November 25, 2013

A Vision for Peace

By Upper Room Books
 

Joe Pennel is a retired bishop of The United Methodist Church; Professor of Pastoral Leadership at Vanderbilt Divinity School, living in Brentwood, Tennessee.

Disciplines: A Book of Daily Devotions is a longstanding—and beloved—resource published by Upper Room Books every year. Each week’s readings  reflect on scripture passages in the lectionary for that period.

In 2013 you can not only read these daily devotions but also comment on them, ask the writer a question, and respond to others who are reading the same material each day. We are looking forward to building a community of Disciplines readers! Just sign in and add your comment in the Comments section following the Monday blog post.

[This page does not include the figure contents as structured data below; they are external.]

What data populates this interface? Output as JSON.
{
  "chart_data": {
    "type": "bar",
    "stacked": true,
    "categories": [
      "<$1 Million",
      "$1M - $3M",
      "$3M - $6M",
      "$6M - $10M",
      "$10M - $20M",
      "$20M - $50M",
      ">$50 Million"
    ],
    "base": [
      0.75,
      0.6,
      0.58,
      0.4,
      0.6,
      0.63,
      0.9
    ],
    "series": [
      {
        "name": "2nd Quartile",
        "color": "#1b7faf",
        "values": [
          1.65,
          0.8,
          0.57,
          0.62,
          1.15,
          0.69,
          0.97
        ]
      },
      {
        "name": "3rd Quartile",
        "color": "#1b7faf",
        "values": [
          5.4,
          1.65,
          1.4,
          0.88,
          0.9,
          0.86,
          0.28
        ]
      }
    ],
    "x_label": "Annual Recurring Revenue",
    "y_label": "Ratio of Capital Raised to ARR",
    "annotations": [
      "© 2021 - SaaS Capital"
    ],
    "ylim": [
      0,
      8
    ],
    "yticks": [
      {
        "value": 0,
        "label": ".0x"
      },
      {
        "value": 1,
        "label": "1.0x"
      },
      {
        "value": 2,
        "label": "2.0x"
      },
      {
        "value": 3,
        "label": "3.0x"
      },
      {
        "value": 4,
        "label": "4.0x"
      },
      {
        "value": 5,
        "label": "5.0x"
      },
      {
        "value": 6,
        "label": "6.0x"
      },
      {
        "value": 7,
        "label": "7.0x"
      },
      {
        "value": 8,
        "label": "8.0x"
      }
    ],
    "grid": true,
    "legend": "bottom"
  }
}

Each Monday an introduction and the initial reading for the week will be posted. Come back to this Monday post throughout the week to continue the conversation about the week’s readings and prayers.

Read Isaiah 2:1-5

Visions pull us forward, opening us to new ways of seeing and living. They help us to see new possibilities. Isaiah had a vision for the possibility of peace, a time when people would cease to learn about war. He dreamed of a time of leveling of national distinctions. He longed for a time when God’s ways would become the ways for all nations. That vision still beats in the hearts of those who believe that peace is a real possibility.

Many people believe that the nations can “walk in God’s paths.” We have a hard time conceiving of Isaiah’s vision for peace because members of the human family have not learned how to live together. For example, thousands of Americans and Vietnamese died in the Vietnam War. Those who perished were not numbers on a page. They were someone’s child, someone’s roommate, someone’s tennis partner, and someone who came to the table for Holy Communion. Isaiah’s vision entailed a day when nations would no longer “learn war anymore.”
God’s promise to Isaiah makes clear the difference between what is and what will be. Persons are to move beyond hopeful intention to action: beating swords into plowshares and spears into pruning hooks.

Like Isaiah, Jesus calls his followers to live by a higher righteousness. In Jesus’ day the law stated clearly that people should not murder one another. But Jesus called people to a higher standard by teaching that it is not only wrong to murder, it is also morally wrong to hate. For Jesus, the inward disposition becomes more important than the overt act. The motive becomes more important than the deed. Who we are becomes more important than what we do. This is the better way. This is the vision of Jesus, and it was rooted in the vision of Isaiah.

God of peace, help me to live as if love already reigns. May the day come when “nation shall not lift up sword against nation.” Amen.